UPDATE: As of Feb. 22, 2010, there are changes to the original schedule regarding re-opening access to Machu Picchu. Click here for details.
Many of you are familiar with the heavy rainfall that hit southern Peru at the end of January. Peru is no stranger to such downpours, but this season the rainfall that hit the region, flooded the Vilcanota and Urumbama river and caused mudslides that made headlines for damaging the railroad to Machu Picchu and limiting access in and out of the region. Machu Picchu was built by the Inca empire, strategically hid away in the Andean mountains; the train has been essentially the only way in and out of the region — other than by your own two-feet on the classic Inca Trail trek.
The weather and rainfall has returned to normal, activities in surrounding areas such as the Sacred Valley and Cusco are operating as usual. Machu Picchu itself was not damaged by the mudslides — thanks almost entirely to the master Inca engineers who originally built the structure, which includes an impressive drainage system to filter water away from the city and off the mountains. If you happened to see the feature on NOVA “Ghosts of Machu Picchu” you know what I’m talking about. Like I said, Peru is no stranger to downpours…
But while the main rail is damaged, and access limited, there are a few changes travelers should know regarding a visit to Machu Picchu in the next few months.
As of today, here is the most recent and reliable information we have. In order to reestablish access to the ruins and Machu Picchu Town (also called Aguas Calientes) the railway operator, Ferrocarril Transandio S.A. or FTSA, has outlined the following schedule.
1. Hydroelectric to Machu Picchu Town: In roughly two weeks (by Feb. 22), visitors and residents will be able to use bimodal transportation to get back to Cusco from Machu Picchu town. This means a train ride from Machu Picchu town to the Hydroelectric station in Santa Teresa (about a 45 min. trip), and from there to take a car back to Cusco (roughly 6 to 7 hour trip).
2. Piscaycucho to Machu Picchu Town: In roughly 6 weeks, visitors will again be able to reach the ruins by combined means of train and car, but in a lot less transport time than the first option. Here, visitors can take a train from Machu Picchu Town to Piscaycucho (1 and 1/2 hour trip), and from here, take a car back to Cusco (another 1 and 1/2 hour trip).
3. Ollantaytambo to Piscayucho: This is the final leg of the common rail route, that is hoped to be complete within 7 weeks. This means, it is estimated that regular rail operation to and from Cusco to Machu Picchu Town will return to normal within 7 weeks.
Please note, these are of course subject to change, but we remain confident that FTSA and the Peruvian government will stick to this schedule as closely as possible. And pressure to do so, is great.
Regarding Inca Trail Trekkers:
Each year, the Classic Inca Trail is closed in February for normal maintenance.
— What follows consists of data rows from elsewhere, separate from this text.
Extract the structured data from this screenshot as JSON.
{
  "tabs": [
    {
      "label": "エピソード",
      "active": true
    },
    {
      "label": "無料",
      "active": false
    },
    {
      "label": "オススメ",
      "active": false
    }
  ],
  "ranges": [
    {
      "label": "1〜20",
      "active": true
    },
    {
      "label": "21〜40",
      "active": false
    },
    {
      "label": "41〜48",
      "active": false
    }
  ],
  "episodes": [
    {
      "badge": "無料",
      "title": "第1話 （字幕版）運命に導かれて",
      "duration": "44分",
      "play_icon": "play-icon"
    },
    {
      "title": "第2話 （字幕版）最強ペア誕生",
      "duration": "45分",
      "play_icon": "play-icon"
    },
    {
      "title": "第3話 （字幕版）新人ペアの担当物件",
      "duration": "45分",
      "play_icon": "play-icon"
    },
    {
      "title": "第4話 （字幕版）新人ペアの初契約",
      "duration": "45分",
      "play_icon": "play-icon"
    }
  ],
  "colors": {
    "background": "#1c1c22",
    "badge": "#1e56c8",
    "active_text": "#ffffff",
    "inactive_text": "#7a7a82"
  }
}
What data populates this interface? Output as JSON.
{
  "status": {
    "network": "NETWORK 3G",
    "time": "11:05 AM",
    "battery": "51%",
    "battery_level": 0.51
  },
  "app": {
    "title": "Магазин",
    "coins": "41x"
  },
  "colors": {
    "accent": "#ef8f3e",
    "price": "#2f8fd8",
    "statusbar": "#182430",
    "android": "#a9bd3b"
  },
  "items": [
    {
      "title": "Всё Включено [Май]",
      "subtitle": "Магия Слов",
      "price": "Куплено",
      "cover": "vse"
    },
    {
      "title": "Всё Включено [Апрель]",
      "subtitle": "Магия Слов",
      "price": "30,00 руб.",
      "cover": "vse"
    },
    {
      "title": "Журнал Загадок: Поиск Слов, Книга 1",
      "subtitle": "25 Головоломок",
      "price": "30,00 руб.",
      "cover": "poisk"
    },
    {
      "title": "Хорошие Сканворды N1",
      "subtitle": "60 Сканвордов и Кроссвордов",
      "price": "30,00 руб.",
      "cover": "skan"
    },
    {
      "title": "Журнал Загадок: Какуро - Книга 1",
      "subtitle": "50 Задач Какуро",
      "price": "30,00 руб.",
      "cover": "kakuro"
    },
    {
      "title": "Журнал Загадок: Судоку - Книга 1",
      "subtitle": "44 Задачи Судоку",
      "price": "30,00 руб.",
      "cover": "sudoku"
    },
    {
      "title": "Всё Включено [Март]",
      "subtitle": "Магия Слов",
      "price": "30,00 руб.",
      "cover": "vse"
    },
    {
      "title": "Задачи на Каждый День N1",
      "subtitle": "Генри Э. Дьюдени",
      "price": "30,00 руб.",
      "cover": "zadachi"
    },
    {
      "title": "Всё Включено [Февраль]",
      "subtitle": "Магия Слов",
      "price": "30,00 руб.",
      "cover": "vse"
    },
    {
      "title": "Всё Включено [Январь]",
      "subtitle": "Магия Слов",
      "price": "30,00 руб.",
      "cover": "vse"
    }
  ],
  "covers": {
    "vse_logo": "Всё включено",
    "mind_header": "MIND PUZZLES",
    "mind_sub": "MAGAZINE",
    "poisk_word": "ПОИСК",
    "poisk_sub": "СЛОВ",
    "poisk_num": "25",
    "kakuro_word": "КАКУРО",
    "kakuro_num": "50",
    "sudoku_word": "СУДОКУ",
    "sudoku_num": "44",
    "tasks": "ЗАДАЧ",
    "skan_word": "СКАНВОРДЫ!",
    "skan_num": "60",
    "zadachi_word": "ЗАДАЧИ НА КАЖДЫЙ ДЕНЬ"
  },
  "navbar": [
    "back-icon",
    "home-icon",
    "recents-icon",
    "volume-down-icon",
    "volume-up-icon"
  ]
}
As of now, it is scheduled to reopen as usual. However, once trekkers reach Machu Picchu, they may encounter difficulties returning to Cusco. If trekking within the next 7 weeks, travelers will need to utilize one of the three options listed above to return to Cusco.
Rest assured, everyone, from the Peruvian government to the local infrastructures, residents of Machu Picchu Town and the Peruvian Tourism Board are working as hard as possible to re-open access to Machu Picchu and its nearby community.
If you are at all concerned about how this will affect your itinerary, ask us! We are in constant communication with our local Peru affiliates and receive consistent updates from the Peru Tourism Board.
And keep in mind, while Machu Picchu is an unforgettable place to visit, Peru offers nearly unlimited historical sites and activities – many of which rival the legendary Machu Picchu. The Nazca Lines, Ollantaytambo, the Amazon, Colca Canyon, Arequipa, Lake Titicaca… not to mention Cusco and the Sacred Valley, which along with fascinating culture and ruins, include awesome multisport activities. There are many other hiking circuits in the Andes to explore as well – many sought after by the world’s best trekkers. Want to know other hidden-treasures Peru has to offer? Again, ask us! A handful of our staff has lived, worked, visited or study in Peru and love to share our experiences. Myself included!
If you’d like to lend a hand to some of the people who have been affected by the flooding, we have received a request from our local affiliates to encourage our travelers to participate in needed activities in the Cachiccata community. Such activities include house and school restoration, healthy meals for kids, community cleaning or a handful of other service projects to consider.
I’ll keep you posted if there are any additional changes to the rail route and access to Machu Picchu.